Месяц спустя, в середине апреля, имелись уже черновые наброски, которым, должно быть, предшествовали планы и заметки. «Memento (о романе)», — записывал Достоевский, перечисляя обязательные задания: «Узнать, можно ли пролежать между рельсами под вагоном, когда он пройдет во весь карьер? Справиться: жена осужденного в каторгу тотчас ли может выйти замуж за другого? Имеет ли право Идиот держать такую ораву приемных детей, иметь школу и проч.? Справиться о детской работе на фабриках. О гимназиях, быть в гимназии. Справиться о том: может ли юноша, дворянин и помещик, на много лет заключиться в монастыре (хоть у дяди) послушником? (NB. По поводу провонявшего Филарета.)».

Это были уже совсем близкие подступы к «Братьям Карамазовым».

Вскоре Достоевский будет заслоняться новой работой от назойливых посетителей, видя в ней «свою родную, заветную мечту». «Я, например, теперь затеял свой труд и, летом же, несмотря на лечение (потому что у меня нет отдыха), намерен и должен приступить к труду моему. И вот я всё это бросай...»
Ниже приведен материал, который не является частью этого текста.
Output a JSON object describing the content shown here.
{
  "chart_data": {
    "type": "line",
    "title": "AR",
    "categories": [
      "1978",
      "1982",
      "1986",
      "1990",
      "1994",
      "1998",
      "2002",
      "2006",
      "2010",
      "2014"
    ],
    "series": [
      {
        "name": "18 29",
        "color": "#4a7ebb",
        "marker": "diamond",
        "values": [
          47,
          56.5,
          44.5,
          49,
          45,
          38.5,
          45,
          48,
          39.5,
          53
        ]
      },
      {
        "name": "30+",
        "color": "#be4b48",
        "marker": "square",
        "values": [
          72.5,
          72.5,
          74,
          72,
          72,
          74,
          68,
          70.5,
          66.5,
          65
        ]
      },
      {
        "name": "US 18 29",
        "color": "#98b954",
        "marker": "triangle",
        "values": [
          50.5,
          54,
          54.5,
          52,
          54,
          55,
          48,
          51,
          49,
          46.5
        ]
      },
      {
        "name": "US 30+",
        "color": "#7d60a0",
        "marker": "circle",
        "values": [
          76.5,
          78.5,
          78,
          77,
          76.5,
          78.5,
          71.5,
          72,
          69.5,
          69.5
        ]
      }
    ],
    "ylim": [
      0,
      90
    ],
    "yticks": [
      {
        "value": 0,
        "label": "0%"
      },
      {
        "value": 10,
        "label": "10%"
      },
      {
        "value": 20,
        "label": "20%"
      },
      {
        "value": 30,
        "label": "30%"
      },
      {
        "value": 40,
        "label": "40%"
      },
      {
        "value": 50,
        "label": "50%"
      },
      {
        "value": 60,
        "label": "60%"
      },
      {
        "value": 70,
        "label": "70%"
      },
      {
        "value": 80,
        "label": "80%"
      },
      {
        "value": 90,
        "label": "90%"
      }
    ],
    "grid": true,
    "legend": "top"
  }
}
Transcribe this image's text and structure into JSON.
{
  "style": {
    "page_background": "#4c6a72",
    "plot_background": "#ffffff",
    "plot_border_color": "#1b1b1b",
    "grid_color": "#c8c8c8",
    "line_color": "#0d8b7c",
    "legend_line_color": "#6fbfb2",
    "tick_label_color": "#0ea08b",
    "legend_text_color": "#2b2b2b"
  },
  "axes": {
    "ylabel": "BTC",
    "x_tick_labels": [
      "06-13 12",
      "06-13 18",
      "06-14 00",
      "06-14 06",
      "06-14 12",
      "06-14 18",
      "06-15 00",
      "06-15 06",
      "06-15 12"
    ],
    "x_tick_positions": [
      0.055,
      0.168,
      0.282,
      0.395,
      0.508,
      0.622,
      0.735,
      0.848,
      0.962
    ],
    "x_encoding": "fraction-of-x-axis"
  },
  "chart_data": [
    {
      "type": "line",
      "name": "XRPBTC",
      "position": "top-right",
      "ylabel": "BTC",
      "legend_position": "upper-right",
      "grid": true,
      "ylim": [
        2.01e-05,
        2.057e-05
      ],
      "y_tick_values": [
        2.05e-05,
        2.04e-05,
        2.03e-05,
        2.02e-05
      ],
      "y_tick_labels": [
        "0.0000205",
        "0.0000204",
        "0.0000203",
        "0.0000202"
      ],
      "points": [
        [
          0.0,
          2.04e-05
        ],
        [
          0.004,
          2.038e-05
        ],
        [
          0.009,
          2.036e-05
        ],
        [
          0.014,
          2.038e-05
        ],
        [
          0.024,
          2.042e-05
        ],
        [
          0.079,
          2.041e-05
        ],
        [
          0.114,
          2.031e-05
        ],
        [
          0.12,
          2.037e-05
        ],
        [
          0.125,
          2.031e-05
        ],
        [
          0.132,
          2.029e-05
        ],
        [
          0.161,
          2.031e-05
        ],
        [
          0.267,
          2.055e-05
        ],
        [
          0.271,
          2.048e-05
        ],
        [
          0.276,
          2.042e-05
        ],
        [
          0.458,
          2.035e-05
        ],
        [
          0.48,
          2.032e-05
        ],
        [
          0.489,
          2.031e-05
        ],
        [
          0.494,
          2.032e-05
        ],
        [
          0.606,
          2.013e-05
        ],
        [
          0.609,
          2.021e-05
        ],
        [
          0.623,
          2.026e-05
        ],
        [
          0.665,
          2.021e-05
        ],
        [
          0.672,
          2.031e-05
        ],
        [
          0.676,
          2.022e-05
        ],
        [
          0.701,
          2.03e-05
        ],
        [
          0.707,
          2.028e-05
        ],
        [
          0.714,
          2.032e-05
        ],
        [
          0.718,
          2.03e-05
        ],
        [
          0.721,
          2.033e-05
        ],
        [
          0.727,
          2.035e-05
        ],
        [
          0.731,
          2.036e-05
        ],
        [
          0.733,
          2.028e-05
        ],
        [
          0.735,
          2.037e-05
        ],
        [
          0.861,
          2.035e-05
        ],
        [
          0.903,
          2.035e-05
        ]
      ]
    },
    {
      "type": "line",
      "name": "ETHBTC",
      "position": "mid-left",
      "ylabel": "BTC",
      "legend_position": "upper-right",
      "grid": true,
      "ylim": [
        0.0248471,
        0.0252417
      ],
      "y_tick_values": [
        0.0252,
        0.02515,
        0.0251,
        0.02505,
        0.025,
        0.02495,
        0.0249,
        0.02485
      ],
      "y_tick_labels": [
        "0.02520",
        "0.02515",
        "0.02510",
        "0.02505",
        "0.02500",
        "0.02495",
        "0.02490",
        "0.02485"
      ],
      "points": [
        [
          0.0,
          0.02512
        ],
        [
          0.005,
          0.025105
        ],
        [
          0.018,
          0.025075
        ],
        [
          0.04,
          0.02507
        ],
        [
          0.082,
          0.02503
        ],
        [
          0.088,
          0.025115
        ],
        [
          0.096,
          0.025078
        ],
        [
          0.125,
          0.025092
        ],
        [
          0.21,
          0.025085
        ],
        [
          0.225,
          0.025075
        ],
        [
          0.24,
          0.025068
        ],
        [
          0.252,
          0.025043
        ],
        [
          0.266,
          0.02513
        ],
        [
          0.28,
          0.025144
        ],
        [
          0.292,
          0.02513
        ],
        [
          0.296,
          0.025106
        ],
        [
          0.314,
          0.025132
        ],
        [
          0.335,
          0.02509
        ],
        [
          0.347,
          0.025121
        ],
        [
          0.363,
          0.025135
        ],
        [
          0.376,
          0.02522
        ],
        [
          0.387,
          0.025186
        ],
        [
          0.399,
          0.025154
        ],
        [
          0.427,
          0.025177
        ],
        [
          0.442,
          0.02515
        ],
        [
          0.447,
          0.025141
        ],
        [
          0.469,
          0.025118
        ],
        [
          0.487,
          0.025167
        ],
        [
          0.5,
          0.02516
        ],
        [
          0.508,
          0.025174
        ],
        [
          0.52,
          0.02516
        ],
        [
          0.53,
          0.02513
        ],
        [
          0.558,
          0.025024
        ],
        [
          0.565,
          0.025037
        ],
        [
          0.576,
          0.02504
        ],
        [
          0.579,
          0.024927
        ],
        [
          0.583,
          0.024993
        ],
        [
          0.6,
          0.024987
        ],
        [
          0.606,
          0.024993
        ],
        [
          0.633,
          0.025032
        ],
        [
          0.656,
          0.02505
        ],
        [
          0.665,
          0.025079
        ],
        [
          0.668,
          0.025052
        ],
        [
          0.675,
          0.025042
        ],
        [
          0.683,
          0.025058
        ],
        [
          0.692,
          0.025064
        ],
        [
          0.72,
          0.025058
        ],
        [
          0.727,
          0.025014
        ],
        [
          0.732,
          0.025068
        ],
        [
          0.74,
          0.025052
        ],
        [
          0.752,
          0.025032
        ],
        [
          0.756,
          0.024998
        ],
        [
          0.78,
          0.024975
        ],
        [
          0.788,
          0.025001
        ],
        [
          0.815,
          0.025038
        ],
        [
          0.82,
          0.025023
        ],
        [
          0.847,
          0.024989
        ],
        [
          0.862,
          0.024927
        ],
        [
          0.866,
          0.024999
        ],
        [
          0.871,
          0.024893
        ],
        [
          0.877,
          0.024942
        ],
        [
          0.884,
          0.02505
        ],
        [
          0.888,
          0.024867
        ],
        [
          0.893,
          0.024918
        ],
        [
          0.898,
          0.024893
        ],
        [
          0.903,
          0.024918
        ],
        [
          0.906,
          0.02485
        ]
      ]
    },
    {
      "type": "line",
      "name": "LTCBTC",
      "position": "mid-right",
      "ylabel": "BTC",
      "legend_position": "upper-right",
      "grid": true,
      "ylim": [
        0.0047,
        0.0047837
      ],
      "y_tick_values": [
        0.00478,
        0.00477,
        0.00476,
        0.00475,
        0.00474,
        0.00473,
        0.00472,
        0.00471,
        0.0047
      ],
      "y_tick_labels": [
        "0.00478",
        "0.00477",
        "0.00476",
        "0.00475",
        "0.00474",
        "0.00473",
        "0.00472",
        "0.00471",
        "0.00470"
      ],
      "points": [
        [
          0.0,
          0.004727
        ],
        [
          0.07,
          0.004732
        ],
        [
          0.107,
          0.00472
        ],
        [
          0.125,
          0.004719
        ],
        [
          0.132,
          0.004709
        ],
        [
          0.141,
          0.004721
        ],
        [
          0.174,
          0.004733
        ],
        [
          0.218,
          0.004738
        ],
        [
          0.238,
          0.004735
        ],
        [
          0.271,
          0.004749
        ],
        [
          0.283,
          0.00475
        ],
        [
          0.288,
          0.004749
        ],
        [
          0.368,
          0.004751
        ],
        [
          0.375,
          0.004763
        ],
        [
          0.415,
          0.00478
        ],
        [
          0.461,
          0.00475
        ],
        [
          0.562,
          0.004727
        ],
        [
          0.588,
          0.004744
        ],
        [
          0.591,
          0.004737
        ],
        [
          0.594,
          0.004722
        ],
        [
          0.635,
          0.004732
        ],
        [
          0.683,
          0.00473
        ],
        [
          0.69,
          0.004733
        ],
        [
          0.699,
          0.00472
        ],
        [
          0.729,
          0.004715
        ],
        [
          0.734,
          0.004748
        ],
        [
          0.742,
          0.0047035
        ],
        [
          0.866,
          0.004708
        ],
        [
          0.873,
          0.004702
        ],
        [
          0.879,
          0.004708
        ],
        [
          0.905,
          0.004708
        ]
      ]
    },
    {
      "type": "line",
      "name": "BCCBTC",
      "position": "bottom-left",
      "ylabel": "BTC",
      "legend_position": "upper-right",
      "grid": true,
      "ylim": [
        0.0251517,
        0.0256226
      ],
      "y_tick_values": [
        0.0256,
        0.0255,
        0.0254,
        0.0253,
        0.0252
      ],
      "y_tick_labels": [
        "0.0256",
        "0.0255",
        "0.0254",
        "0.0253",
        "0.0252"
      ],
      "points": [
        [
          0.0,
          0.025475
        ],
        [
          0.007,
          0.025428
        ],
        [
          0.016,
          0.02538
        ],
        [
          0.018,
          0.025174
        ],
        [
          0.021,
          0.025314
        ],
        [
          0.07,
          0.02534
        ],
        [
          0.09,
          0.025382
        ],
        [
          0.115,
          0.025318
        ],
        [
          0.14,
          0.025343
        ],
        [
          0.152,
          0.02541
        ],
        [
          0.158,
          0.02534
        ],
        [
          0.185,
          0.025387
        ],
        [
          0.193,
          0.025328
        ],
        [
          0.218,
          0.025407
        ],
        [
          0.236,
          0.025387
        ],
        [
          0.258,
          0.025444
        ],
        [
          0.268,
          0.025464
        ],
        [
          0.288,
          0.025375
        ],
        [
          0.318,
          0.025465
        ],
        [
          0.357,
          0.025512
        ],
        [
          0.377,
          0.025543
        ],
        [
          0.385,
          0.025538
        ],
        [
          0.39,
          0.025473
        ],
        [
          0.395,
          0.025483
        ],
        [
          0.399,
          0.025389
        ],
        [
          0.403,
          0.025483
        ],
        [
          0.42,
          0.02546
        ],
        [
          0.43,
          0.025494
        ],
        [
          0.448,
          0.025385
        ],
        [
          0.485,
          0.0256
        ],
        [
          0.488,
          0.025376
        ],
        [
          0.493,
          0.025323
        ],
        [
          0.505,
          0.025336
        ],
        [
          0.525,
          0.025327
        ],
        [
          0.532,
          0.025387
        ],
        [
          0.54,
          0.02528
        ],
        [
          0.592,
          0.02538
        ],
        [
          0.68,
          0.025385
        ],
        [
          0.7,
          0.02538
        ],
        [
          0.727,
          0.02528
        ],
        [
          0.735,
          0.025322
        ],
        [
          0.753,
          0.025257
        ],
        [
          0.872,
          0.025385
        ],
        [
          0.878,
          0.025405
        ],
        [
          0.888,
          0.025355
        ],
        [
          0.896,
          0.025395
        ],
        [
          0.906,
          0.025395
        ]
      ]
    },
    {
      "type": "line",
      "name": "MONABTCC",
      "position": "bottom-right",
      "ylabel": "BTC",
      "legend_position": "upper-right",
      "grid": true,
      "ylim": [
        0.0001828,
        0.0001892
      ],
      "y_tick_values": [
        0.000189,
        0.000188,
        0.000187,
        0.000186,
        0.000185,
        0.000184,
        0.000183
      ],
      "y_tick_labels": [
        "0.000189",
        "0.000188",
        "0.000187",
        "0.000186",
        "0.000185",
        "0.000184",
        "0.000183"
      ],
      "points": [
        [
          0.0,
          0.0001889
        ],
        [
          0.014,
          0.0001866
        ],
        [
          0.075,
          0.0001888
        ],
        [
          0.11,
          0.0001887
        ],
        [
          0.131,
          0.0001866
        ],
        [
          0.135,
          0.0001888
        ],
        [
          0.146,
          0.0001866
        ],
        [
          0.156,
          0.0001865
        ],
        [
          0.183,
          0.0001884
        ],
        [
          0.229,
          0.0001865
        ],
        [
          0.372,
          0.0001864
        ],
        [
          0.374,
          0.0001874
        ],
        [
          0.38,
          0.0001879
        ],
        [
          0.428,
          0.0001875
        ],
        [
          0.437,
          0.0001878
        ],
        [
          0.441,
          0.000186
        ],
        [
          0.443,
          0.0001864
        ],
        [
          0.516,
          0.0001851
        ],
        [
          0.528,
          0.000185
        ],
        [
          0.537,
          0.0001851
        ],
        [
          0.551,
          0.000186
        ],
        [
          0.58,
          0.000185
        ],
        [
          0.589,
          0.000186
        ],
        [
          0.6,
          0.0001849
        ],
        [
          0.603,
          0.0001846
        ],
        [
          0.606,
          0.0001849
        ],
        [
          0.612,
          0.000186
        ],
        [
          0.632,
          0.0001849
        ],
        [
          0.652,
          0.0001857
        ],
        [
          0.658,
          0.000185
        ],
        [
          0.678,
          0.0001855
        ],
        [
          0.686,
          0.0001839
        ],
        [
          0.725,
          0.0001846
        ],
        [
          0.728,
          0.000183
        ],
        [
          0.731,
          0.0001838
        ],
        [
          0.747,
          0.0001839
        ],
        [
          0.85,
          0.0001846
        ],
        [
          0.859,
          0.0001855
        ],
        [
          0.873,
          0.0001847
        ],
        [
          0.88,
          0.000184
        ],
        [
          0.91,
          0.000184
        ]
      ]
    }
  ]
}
Двадцатого июня Достоевский был в редакции «Русского вестника», у Каткова. Накануне сильно простудился — добирался в Москву из Старой Руссы, в вагоне поезда ужасно сквозило; всю ночь промучился без сна, страдая от удушливого, разрывного кашля. Мучила и боязнь, что Катков откажет. Михаил Никифорович принял автора «задушевно, хотя и довольно осторожно». Осторожность Каткова была Достоевскому почти понятна. «Стали говорить об общих делах, и вдруг поднялась страшная гроза. Думаю: заговорить о моем деле, он откажет, а гроза не пройдет, придется сидеть отказанному и оплеванному, пока не пройдет ливень. Однако принужден был заговорить. Выразил всё прямо и просто. При первых словах о желании участвовать лицо его прояснилось, но только что я сказал о 300 рублях за лист и о сумме вперед, то его как будто передернуло».